Full text: Europäischer Geschichtskalender. Neue Folge. Vierundzwanzigster Jahrgang. 1908. (49)

VI. 
Frankreich. 
4. Januar. An die Stelle des verstorbenen Justizministers 
Guyot Dessaigne tritt Kultusminister Briand, Kultusminister wird 
Handelsminister Doumergue, der durch Dep. Cruppi ersetzt wird. 
24. /28. Januar. (Kammer.) Debatte über Marokko. 
Abg. Jaures (Soz.) fordert die Regierung auf, Frankreich von 
dem marokkanischen Abenteuer zu befreien. Er tadelt jedes geheime 
Abkommen mit Spanien, das eine Teilung Marokkos bezwecke. Abg. 
Ribot: Die Bestrebungen Jaures, die darauf hinausliefen, Frankreichs 
Stellung aufzugeben und diejenigen zu verlassen, die Zuflucht auf französischen 
Schiffen gesucht hätten, dürften nicht zugelassen werden. Von fanatischen 
Marokkanern werde schon jetzt behauptet, die Europäer könnten sich von 
ihren Schiffen nicht entfernen. Ribot führte weiter aus, er sei auch nicht 
dafür, nach Fez zu marschieren. Frankreich müsse zeigen, daß es niemals 
seine Staatsangehörigen verlassen, und daß es stets die Europäer beschützen 
werde. Delcassé: Da Frankreich gegen seinen Willen zur Konferenz 
von Algeciras geführt worden sei, sei es eine Ehre für Frankreich, seine 
Politik gemäß der Algeciras-Akte zu befolgen. Frankreich, als die Macht, 
deren Einfluß überwiegend ist, durfte keiner anderen Macht erlauben, an 
seine Stelle zu treten. Frankreich mußte handeln, um Marokko aus der 
Anarchie zu reißen. Die Mittelmeermächte erkannten durch die geschlossenen 
Abkommen an, daß Frankreich dieses Recht zustehe. Auch der deutsche 
Reichskanzler hatte anerkannt, daß unsere Aktion allen zugute kommen 
mußte. Wir teilten dem Sultan den französisch-englischen Vertrag sofort 
nach seinem Abschluß mit und erklärten ihm diesen Vertrag. Redner fuhr 
fort: Warum wurde die legitime Aktion, die wir begonnen hatten, nicht 
mit Beharrlichkeit weiter geführt? Es würde Uebertreibung sein, darin 
den Einfluß der Ereignisse in der Mandschurei zu suchen. Deutschland 
und Rußland hatten von uns eine begünstigte Behandlung erfahren. 

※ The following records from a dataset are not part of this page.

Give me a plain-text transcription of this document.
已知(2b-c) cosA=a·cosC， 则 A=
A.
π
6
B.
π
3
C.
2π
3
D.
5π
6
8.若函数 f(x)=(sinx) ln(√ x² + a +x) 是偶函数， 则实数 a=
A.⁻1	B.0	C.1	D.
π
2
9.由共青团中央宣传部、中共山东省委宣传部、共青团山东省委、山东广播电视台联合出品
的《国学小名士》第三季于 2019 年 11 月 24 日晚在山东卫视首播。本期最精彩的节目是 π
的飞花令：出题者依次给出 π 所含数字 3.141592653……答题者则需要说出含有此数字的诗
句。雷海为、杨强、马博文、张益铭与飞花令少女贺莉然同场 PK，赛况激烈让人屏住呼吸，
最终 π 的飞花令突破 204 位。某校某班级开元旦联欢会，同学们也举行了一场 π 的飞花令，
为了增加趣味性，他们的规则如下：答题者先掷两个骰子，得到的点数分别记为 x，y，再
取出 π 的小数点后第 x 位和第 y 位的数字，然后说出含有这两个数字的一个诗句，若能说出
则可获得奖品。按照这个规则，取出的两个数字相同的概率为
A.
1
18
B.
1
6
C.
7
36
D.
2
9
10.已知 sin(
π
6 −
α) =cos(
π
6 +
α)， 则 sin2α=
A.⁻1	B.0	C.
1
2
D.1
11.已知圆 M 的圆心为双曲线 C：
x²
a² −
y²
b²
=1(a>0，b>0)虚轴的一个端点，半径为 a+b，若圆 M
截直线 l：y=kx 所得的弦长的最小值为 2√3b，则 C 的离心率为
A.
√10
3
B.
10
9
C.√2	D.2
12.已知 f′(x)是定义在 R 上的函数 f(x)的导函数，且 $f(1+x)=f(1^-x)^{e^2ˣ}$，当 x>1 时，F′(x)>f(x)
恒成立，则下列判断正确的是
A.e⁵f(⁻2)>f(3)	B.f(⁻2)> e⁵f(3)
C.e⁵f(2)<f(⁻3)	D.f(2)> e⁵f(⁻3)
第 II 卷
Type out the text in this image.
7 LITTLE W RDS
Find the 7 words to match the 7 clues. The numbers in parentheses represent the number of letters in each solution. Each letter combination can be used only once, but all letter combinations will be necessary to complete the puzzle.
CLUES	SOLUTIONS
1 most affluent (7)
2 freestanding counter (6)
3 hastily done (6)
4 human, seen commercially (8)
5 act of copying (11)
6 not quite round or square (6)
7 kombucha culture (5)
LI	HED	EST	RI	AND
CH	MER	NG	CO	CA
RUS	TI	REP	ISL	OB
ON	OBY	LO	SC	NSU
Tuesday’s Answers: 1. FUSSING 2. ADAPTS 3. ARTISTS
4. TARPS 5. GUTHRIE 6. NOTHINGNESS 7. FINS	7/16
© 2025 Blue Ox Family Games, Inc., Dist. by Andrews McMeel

Deutschland hatte von dem französisch-englischen Vertrage drei Wochen vor 
seiner Unterzeichnung Kenntnis. Die Hegemonie Deutschlands in Europa 
war bedroht; alle Nationen, denen die Unabhängigkeit Europas am Herzen 
lag, waren um Frankreich gruppiert. (Lebhafter Beifall links und im 
Zentrum.) Die Konferenz von Algeciras, die dann zusammentrat, ließ die 
Möglichkeit eines Krieges voraussehen. Der Krieg wurde Frankreich aber 
nicht erklärt. Wenn Frankreich sein Recht für sich hat, seine Allianz und 
seine mächtigen Freundschaften, kann es Vertrauen zu sich selbst haben.